Crikey is aware of several other frontbenchers who don’t meet the Bernardi test, but as their situations haven’t been reported publicly, we won’t name them out of respect for their privacy.
And here are just a few of the Labor MPs who don’t meet Bernardi’s “gold standard”. Opposition Leader Bill Shorten is a stepdad, and infrastructure spokesman Anthony Albanese was raised by a single mother. Defence spokesman Stephen Conroy had a baby via a surrogate mother (Bernardi criticised that practice as well). Trade spokeswoman Penny Wong is in a same-sex relationship and has a child.
Bernardi did previously enjoy some success within the Coalition; he was seen as one of Abbott’s favourites and was re-elected to the Senate last year in the number-one spot (the preselection happened before the bestiality comments). But a party source says support for Bernardi is dwindling due to his fringe statements. “I think a lot of people thinks he’s a bit of a liability,” the source said.
Bernardi is seen as a good factional operator capable of marshalling blocs of support, but it’s understood Bernardi’s popularity in South Australia may be fracturing.
Crikey contacted Bernardi for comment but has not heard back.
Good to have it said, Cathy.
And let’s not forget that if Senator Bernardi is keen on allowing faith into politics, he should probably speak to Scott Morrison.
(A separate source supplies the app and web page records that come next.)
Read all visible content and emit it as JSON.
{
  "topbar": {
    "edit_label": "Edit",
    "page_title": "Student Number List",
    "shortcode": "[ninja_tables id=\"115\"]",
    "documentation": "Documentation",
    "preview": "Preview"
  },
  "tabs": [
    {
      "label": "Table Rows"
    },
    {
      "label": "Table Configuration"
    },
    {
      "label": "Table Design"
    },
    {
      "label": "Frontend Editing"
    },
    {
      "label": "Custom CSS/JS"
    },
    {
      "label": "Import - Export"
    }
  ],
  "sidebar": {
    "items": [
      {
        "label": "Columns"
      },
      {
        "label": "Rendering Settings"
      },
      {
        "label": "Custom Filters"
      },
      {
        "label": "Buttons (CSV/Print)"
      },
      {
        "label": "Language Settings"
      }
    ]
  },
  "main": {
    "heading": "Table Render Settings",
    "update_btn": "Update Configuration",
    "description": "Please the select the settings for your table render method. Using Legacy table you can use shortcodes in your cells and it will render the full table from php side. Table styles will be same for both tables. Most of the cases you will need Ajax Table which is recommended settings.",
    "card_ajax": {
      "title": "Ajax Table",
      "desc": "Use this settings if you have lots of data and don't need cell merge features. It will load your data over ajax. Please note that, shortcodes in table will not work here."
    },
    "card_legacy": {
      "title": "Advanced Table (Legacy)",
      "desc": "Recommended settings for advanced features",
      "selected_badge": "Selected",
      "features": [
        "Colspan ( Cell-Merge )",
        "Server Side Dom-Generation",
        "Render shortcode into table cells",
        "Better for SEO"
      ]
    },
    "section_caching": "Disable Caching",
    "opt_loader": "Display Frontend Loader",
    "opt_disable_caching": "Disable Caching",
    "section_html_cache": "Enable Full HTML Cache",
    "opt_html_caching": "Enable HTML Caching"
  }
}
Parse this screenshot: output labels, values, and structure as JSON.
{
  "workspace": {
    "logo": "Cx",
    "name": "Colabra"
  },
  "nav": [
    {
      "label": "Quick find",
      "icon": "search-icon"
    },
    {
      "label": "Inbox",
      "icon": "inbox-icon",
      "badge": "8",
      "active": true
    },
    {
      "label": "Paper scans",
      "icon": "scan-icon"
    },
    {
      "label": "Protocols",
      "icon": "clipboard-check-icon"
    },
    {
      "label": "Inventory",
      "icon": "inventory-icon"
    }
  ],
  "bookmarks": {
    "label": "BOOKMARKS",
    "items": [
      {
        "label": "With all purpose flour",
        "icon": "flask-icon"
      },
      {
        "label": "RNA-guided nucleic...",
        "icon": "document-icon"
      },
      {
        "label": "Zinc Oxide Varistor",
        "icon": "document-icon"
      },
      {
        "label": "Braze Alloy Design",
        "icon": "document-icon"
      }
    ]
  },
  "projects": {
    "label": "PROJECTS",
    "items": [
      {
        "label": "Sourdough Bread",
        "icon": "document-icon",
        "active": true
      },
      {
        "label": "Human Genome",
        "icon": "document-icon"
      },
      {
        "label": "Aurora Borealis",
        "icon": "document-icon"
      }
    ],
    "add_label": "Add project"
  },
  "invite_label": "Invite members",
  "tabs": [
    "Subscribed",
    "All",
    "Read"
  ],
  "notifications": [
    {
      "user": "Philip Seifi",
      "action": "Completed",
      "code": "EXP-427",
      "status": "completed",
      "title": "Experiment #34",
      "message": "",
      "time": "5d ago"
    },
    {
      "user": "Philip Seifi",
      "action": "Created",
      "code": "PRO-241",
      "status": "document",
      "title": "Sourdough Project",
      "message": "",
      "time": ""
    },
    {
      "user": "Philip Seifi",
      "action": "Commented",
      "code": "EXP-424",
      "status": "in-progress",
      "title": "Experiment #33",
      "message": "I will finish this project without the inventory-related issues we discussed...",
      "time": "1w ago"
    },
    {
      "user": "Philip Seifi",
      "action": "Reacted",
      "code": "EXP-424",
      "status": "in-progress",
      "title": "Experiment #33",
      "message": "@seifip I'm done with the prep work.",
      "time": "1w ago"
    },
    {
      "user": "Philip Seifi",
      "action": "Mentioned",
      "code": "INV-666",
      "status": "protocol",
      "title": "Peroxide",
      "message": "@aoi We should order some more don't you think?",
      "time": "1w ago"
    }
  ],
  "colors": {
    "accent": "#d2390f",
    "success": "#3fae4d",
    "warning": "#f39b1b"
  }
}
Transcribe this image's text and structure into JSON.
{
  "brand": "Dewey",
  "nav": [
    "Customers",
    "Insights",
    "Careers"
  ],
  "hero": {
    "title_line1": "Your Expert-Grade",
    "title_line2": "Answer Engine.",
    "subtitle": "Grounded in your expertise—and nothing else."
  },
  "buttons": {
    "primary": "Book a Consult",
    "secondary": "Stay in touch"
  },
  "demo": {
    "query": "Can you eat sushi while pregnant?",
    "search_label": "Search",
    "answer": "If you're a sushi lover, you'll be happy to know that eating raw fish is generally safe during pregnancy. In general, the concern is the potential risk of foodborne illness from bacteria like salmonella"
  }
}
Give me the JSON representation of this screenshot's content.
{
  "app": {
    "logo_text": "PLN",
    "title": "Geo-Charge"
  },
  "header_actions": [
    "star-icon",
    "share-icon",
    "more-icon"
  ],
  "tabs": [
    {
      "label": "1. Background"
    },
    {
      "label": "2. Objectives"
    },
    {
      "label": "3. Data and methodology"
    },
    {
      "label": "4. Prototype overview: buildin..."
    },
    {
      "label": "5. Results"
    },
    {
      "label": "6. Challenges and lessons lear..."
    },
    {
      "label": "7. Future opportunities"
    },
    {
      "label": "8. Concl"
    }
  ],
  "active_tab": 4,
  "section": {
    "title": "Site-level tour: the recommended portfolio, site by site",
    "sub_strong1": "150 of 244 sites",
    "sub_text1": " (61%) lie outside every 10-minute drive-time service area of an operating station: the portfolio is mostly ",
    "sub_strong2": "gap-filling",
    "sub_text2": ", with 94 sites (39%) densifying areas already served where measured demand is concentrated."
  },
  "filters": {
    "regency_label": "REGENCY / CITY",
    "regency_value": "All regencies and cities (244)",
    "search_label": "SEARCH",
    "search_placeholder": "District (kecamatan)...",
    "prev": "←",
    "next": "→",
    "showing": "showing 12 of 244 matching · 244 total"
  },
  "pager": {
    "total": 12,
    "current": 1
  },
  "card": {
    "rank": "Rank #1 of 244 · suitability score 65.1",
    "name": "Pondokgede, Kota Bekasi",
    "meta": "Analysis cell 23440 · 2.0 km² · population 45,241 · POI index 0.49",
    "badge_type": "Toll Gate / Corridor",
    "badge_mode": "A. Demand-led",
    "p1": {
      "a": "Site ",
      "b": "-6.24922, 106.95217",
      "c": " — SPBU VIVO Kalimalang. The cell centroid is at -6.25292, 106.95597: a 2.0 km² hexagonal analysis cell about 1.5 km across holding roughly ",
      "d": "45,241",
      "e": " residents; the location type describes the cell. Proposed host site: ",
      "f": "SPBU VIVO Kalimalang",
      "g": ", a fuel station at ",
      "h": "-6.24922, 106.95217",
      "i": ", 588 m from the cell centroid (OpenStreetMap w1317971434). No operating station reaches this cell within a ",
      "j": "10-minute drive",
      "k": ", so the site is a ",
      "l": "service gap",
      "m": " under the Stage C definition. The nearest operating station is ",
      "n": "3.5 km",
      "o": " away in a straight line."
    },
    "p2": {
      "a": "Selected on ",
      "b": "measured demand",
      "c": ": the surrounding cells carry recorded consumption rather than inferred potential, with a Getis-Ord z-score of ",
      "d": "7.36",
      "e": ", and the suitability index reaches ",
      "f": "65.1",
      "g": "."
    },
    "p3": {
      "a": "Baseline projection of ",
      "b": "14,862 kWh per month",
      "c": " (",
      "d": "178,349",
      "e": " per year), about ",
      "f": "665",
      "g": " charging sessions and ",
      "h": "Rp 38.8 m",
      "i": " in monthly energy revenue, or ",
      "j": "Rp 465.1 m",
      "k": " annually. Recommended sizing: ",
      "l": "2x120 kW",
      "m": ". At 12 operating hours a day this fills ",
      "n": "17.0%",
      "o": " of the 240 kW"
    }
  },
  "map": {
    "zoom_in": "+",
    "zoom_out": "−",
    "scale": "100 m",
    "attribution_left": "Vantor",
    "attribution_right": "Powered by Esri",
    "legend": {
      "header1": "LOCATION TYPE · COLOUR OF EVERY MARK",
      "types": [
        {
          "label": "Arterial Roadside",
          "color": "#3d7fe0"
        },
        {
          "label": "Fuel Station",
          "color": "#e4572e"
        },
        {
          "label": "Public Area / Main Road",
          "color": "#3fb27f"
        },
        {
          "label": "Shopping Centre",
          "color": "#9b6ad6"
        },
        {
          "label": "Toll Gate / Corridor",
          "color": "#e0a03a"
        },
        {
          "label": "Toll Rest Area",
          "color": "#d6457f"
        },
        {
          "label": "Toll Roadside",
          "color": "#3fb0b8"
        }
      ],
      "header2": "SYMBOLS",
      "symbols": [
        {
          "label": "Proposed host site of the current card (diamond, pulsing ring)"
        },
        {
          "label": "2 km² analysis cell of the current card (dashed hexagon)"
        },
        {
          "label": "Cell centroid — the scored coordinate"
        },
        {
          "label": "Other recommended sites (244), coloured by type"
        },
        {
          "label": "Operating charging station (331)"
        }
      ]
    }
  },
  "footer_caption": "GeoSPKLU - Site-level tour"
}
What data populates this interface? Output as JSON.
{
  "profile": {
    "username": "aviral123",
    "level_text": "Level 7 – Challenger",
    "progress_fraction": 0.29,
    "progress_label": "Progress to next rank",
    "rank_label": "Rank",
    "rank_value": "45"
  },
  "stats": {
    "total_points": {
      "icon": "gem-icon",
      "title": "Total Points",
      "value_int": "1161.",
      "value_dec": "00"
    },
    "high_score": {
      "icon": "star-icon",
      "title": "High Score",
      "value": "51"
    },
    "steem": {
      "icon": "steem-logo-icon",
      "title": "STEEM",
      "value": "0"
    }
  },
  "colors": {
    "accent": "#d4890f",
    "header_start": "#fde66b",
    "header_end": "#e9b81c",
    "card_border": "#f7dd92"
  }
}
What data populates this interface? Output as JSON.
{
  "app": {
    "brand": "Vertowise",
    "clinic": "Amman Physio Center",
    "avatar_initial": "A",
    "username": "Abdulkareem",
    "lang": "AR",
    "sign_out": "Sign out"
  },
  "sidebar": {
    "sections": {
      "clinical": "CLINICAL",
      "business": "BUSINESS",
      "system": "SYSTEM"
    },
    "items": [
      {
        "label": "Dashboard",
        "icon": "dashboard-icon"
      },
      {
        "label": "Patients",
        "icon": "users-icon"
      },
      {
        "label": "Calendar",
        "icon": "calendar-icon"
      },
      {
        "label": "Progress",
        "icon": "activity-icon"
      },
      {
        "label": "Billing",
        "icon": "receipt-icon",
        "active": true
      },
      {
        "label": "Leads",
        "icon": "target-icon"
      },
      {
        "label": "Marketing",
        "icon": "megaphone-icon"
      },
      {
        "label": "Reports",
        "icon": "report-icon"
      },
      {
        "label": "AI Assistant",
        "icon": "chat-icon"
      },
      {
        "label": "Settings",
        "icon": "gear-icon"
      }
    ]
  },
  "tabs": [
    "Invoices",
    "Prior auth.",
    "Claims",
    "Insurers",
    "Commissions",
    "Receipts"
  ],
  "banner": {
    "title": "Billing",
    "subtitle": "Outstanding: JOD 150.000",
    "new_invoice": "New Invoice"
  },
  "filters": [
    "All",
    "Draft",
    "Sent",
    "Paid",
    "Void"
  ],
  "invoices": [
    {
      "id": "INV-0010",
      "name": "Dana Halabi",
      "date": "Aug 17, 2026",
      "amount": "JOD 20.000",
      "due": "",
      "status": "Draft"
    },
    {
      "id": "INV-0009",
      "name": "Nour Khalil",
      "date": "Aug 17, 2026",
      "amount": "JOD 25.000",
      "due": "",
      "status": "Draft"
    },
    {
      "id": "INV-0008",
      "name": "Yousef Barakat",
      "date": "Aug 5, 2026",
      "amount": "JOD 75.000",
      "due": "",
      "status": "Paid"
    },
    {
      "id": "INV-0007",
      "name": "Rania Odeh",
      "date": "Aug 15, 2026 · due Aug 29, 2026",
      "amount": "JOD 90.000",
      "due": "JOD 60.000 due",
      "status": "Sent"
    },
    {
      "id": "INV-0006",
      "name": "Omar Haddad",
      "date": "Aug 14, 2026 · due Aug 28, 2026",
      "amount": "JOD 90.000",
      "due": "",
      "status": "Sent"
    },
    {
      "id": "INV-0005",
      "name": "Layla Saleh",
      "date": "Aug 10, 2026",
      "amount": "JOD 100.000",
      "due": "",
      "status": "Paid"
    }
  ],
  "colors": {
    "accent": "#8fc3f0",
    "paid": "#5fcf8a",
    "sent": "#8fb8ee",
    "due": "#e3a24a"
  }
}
The Immigration Minister was asked (4 Dec) how he reconciled his treatment of refugees with his Christian beliefs, an obvious reference to the cruelty the Minister dishes out regularly. With relish.
Morrison (standing in front of a lectern) replied that “This is not a pulpit” and that he keeps his faith private.
So Minister Morrison only allows his faith in politics when he’s running for re-election and there’s votes at his Hillsongs Church?
Please clarify whether this is the case Mr Bernardi. We await an answer, with bated breath.
You mention Tony Abbott as having a love child but then say that he wasn’t the biological father. So he didn’t actually have a love child did he….
As for the reference to Abbott’s sister, how is that relevant? She isn’t a member of parliament.
Just an excuse to mention Abbott and his family in a derogatory way?
As someone else put it, a traditional family produced Cory Bernardi…
There is strong evidence that the steady falls in crime rate since their early 1980’s peak is mostly due to legalised abortion. As outlined in ‘Freakonomics’, the curve aligns nicely with the period where fewer unwanted and unloved children reach teenage and adulthood. So maybe Bernardi should pick one or the other to be opposed to.
The argument that some women use abortion as birth control is one of the most idiotic statements I’ve heard from him yet, and that’s coming of a high base! Abortion is never an easy process for any woman and no one ‘wants’ to have an abortion. Using his logic, should we stop treating car crash victims too, to force people to take more care in traffic….
Many years ago I was told by an ethics lecturer that in 1920, “Till death do us part” in Australia was on average 14 years. That means very many children were living in single parent or blended families. Cory Bernardi and John Howard are living in an imagined past, not the real one.